After 20 some years of poor/no financial planning I’ve started using You Need A Budget to get my spending under control. I started last March and used an income tax return to build up a one month buffer as suggested by the program. I’m up to having about 2 months worth of pay available and am currently on a 6 year plan to get rid of my credit card debt.
I interpreted the OP as talking about liquid assets which you have access to without penalty. I didn’t count my 401K/IRA since though I’m over 59.5 and don’t have the big penalty for taking money out, I would have to pay tax on it. My non-IRA investments I can get to almost as easily as going to the bank and can get money with no penalty.
I don’t think credit cards are a good idea since if you are laid off for a long period you’ll get socked by the interest. But cash or today’s money market funds are not so great either.
Yeah, a year in savings+checking is weird to me. I’m bothered by the waste when I have more than ~2 weeks. I don’t have to move anything around to pay rent, my credit card, or buy groceries. Why do I need more that’s instantly available? If something comes up I charge it, sell stock, and then pay off the card before its due.
In true cash assets in the bank, I have about half a year. Most of the rest of my net worth is in various investments. Most of those I could liquidate fairly quickly if I needed too, but not instantly.
Then again, I have a nice line of credit against my investments, and can write a check for a roughly year of salary against it…so I count that as “cash” for this discussion.
If you have that option. I max out my SEP-IRA and my Roth IRA, so I can’t put anymore in it than I’m legally allowed to. Now, the rest of the money doesn’t sit in checking or savings alone–most of it is in personal investments, but that I essentially treat as savings. My checking account is for paying bills and depositing checks. And I just don’t have a savings account because what’s the point? So I guess it depends if you mean to include non-retirement accounts with the retirement investments. I would, because that’s the money I use to pay big bills, like cars, downpayment on houses, paying off mortgages, etc.
A year’s salary varies greatly among people. But I suspect the cost of a new furnace, or a new roof varies somewhat less.
We keep $20K in very ready assets as our emergency fund. Just so if anything bad happens or any urgent need comes up, we can simply cut a check. We had a plumbing issue about 5 years back that cost $17k over and above insurance. Our kids were in college at the time, and it was a considerable hassle getting that cash together.
Or if we simply decided we wanted to take a trip. It gives us the degree of security and flexibility that makes us comfortable. Also eliminates the stress of potentially needing to sell when the market is down - although you obviously forego return for that liquidity.

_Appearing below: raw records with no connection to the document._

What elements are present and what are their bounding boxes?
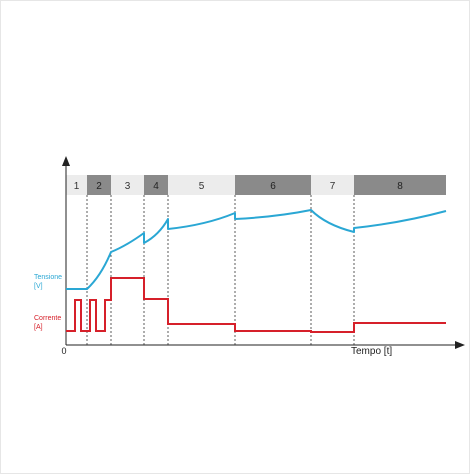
phase-2-cell xyxy=(87,175,111,195)
current-label-line2: [A] xyxy=(34,324,43,331)
current-trace-group: Corrente [A] xyxy=(34,277,446,333)
x-axis-arrowhead xyxy=(455,341,465,349)
phase-3-cell xyxy=(111,175,144,195)
phase-8-label: 8 xyxy=(397,181,403,192)
voltage-trace-group: Tensione [V] xyxy=(34,209,447,290)
phase-1-label: 1 xyxy=(74,181,80,192)
phase-6-cell xyxy=(235,175,311,195)
phase-1-cell xyxy=(66,175,87,195)
phase-4-label: 4 xyxy=(153,181,159,192)
phase-8-cell xyxy=(354,175,446,195)
phase-header: 1 2 3 4 5 6 7 8 xyxy=(66,175,446,195)
voltage-label-line2: [V] xyxy=(34,283,43,290)
axes: 0 Tempo [t] xyxy=(61,156,465,357)
y-axis-arrowhead xyxy=(62,156,70,166)
current-trace xyxy=(66,277,446,333)
voltage-label-line1: Tensione xyxy=(34,274,62,281)
phase-4-cell xyxy=(144,175,168,195)
phase-5-cell xyxy=(168,175,235,195)
phase-5-label: 5 xyxy=(199,181,205,192)
phase-2-label: 2 xyxy=(96,181,102,192)
origin-label: 0 xyxy=(61,346,66,356)
phase-3-label: 3 xyxy=(125,181,131,192)
phase-7-cell xyxy=(311,175,354,195)
current-label-line1: Corrente xyxy=(34,315,61,322)
phase-7-label: 7 xyxy=(330,181,336,192)
time-axis-label: Tempo [t] xyxy=(351,346,392,357)
voltage-trace xyxy=(66,209,447,290)
phase-6-label: 6 xyxy=(270,181,276,192)
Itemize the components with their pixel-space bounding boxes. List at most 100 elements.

But I would imagine/hope most people have money invested in ways other than specifically designated retirement accounts where there is a penalty for early withdrawal. Any stocks, bonds, mutual funds, gold bullion… are pretty easily converted to cash, tho with some transaction costs.
Any of the other paycheck to paycheck people feeling even worse about your life after reading this thread? :rolleyes:
Yea, well, you should of thought of that before you decided to be poor!
According to CNN, 76% of Americans live paycheck to paycheck, so you aren’t alone, except among Dopers.